Bracia kombinowali na egzaminie na prawo jazdy

​Dwaj bracia z Piotrkowa Trybunalskiego próbowali wprowadzić w błąd funkcjonariuszy publicznych podczas egzaminu na prawo jazdy. Starszy z nich posługując się dokumentami młodszego brata, chciał zamiast niego zdać egzamin. Młodszy natomiast twierdził, że jest starszym bratem.

Jak przekazała Izabela Gajewska z Komendy Powiatowej Policji w Piotrkowie Trybunalskim, do zdarzenia doszło we wtorek rano - dyżurny piotrkowskiej jednostki otrzymał zgłoszenie o próbie przystąpienia do egzaminu państwowego na prawo jazdy przez osobę posługującą się cudzym dokumentem tożsamości.

"Jak się okazało, 40-latek chciał zdobyć uprawnienia kategorii C, podając się za swojego młodszego brata. Mężczyzna przed przystąpieniem do egzaminu podpisał też dokumenty posługując się danymi 36-latka. Czujność egzaminatora i dokładna weryfikacja danych pozwoliła wykryć oszustwo. Mężczyzna został zatrzymany i przewieziony do komendy" - wyjaśniła Gajewska. Dodała, że 36-latek, do którego należały dokumenty, czekał przed budynkiem WORD.
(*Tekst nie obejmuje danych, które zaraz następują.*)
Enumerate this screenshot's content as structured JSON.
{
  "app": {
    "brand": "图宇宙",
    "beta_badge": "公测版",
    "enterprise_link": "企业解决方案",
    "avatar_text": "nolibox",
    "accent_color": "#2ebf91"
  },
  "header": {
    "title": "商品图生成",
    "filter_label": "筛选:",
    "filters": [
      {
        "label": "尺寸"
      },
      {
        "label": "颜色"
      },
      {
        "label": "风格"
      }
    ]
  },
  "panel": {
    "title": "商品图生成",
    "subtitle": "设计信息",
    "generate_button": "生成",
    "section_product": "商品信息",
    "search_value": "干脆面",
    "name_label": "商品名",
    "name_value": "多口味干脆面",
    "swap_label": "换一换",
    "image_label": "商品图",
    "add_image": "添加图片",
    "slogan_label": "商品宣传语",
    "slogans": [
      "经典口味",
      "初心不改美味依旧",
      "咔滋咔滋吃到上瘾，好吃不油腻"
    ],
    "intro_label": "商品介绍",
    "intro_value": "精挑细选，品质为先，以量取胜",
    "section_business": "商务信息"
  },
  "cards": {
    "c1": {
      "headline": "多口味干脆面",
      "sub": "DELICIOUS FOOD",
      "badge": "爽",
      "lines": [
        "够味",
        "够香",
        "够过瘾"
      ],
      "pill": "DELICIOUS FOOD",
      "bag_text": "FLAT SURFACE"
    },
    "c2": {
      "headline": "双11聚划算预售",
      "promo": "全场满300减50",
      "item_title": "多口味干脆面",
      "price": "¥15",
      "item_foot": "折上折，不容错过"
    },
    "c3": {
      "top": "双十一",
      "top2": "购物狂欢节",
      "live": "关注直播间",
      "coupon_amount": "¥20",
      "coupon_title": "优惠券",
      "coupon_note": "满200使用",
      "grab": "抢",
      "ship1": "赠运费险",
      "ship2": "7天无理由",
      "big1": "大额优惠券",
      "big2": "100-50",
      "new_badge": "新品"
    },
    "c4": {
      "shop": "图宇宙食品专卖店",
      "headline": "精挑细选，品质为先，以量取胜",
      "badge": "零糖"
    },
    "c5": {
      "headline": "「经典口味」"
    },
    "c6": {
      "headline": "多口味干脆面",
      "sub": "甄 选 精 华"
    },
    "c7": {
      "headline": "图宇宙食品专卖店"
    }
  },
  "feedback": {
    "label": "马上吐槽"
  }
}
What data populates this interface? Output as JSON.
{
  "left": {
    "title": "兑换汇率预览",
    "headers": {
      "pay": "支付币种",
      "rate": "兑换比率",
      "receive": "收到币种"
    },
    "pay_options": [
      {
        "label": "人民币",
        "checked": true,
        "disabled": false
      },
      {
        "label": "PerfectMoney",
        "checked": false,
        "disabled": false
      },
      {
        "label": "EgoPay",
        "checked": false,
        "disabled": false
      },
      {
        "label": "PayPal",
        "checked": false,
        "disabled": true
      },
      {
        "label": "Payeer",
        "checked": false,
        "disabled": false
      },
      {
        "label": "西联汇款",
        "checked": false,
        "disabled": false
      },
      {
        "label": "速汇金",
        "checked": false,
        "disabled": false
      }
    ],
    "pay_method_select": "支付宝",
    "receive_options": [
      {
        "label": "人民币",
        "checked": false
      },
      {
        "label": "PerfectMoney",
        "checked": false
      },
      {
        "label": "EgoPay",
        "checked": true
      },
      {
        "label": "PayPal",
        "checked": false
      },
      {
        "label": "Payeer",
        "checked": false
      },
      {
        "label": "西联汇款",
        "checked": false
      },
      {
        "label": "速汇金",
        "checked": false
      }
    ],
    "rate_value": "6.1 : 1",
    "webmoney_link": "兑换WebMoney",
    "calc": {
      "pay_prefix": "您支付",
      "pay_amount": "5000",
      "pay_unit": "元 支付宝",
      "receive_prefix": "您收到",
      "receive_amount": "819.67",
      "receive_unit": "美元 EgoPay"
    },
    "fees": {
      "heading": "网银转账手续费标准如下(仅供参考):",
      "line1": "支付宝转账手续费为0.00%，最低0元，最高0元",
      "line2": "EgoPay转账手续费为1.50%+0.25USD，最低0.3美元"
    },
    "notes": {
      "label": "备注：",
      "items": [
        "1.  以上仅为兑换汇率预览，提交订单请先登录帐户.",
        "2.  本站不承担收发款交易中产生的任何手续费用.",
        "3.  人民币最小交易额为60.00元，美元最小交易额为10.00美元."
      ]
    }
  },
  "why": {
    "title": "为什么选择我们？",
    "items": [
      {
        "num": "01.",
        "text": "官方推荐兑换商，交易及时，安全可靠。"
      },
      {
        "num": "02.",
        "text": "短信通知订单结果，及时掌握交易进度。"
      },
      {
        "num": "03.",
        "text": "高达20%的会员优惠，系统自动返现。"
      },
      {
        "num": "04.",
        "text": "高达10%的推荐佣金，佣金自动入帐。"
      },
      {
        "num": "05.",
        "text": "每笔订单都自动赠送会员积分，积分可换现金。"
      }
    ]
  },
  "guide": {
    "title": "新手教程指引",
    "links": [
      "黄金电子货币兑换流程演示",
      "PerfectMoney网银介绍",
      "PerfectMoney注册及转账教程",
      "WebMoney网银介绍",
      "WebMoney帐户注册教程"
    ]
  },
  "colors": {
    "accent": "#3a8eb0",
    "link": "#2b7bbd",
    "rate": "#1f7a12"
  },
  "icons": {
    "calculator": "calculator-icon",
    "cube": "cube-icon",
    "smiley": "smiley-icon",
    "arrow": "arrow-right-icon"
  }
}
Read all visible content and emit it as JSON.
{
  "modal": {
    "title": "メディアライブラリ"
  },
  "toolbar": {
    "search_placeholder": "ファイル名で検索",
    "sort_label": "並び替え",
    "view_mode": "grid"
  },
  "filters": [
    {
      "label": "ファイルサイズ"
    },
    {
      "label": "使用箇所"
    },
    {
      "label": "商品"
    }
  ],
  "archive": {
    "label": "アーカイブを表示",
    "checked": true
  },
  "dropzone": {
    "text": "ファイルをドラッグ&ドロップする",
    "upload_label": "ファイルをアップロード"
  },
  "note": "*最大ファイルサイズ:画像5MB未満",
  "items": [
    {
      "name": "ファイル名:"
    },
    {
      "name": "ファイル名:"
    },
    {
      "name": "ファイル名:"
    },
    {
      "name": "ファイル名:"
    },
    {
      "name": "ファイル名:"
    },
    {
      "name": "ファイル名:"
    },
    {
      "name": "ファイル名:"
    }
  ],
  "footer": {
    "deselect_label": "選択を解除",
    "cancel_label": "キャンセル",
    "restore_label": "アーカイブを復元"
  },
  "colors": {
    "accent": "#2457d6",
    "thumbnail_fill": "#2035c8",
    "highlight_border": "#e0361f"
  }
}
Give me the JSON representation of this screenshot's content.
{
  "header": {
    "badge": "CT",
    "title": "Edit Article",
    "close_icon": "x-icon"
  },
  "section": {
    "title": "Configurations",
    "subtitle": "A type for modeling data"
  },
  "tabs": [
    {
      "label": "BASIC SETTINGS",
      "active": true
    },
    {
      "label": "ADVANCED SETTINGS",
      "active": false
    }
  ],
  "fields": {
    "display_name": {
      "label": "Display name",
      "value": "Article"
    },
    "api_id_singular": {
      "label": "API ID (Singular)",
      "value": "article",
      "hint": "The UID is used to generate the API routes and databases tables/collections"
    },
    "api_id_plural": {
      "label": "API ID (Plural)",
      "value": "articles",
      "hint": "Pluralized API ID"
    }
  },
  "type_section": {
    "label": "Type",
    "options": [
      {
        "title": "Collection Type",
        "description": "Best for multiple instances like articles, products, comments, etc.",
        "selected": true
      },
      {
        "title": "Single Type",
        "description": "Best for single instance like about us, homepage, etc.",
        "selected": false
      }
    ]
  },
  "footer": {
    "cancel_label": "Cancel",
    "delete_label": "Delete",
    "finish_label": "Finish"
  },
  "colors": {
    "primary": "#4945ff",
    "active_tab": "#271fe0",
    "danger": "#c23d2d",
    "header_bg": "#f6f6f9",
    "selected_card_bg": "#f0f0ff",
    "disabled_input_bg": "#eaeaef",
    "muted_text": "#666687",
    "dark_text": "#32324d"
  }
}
Policjanci ustalili również, że przed przystąpieniem do egzaminu 40-latek dokupił sobie 2 godziny jazdy z instruktorem - mimo że posiadał uprawnienia do kierowania od kilkunastu lat. Okazało się też, że bracia w ten sam sposób próbowali zdobyć uprawnienia pod koniec października. Wówczas 40-latek nie zdał egzaminu.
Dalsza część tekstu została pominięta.